Concepedia

Abstract

THIS STUDY examined the influence of prior knowledge on the strategies used by expert readers to identify and state the main idea of a text when the main idea is not explicit. Expert readers from the fields of anthropology and chemistry read texts from familiar and unfamiliar content domains, and gave verbal reports of the strategies they used in constructing a statement of the main idea. From these verbal reports, the author identified three methods for constructing the main idea: automatic construction, the draft-and-revision strategy, and the topic/comment strategy. Two related strategies were also reported: forming an initial hypothesis and listing words, concepts, and ideas thought to be related to the main idea. Readers reported automatically constructing the main idea statement significantly more often when they had prior knowledge of the content domain of the text, whereas when they lacked such prior knowledge, they more often used the strategy of draft-and-revision.

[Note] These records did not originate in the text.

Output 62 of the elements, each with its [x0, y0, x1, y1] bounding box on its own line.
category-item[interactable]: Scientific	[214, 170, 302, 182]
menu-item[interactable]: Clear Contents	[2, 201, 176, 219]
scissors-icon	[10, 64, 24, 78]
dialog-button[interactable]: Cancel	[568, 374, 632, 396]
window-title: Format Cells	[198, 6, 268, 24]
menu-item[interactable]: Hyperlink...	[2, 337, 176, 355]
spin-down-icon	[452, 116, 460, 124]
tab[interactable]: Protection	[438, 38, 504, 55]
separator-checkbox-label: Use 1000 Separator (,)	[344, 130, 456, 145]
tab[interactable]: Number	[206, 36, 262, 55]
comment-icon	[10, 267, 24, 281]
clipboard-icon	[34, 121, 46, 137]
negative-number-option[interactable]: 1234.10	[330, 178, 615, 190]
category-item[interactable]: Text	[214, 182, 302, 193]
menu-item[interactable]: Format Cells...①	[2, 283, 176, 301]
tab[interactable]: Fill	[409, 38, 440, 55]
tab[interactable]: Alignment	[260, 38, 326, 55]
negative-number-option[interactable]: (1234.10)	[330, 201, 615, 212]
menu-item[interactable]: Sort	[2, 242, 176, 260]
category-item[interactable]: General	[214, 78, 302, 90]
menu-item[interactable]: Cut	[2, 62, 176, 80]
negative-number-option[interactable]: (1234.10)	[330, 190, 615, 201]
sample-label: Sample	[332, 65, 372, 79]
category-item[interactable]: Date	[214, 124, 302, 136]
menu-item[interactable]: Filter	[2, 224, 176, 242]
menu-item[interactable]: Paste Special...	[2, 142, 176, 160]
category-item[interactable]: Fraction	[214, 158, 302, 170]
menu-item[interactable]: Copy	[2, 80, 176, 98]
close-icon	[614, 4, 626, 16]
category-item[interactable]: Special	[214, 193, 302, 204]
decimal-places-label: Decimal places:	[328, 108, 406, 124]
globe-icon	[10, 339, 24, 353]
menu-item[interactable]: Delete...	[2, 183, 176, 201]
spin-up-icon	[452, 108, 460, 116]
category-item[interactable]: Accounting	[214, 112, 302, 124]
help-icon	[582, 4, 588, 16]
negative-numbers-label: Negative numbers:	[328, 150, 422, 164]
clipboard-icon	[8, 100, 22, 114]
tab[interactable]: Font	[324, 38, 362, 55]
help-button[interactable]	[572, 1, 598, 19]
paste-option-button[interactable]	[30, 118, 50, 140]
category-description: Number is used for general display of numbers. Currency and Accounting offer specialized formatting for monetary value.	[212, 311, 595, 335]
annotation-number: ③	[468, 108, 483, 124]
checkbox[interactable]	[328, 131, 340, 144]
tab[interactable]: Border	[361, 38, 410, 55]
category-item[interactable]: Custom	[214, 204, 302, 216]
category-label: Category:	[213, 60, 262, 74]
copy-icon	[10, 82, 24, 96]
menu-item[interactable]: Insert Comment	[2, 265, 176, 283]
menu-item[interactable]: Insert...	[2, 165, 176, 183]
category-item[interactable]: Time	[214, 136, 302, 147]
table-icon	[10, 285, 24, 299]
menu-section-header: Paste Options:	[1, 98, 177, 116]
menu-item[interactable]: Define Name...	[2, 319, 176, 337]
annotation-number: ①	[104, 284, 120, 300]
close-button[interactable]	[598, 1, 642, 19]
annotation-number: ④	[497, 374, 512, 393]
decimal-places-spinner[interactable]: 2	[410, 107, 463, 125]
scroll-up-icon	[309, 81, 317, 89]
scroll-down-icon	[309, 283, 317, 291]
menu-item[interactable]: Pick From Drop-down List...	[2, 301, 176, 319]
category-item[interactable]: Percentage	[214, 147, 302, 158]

The initial hypothesis and listing strategies were used only in conjunction with at least one of the other strategies. The author hypothesizes that readers lacking knowledge of the content domain may have to resort to strategies rather than constructing the main idea automatically because of the difficulty of the construction task, and possibly also because of the allocation of working memory to other necessary comprehension processes. Thus, although sometimes automatic, expert readers' construction of a main idea is often a mediated, strategic task. The author suggests that instructional materials and instruction should be designed to acknowledge the difficulty of the construction task.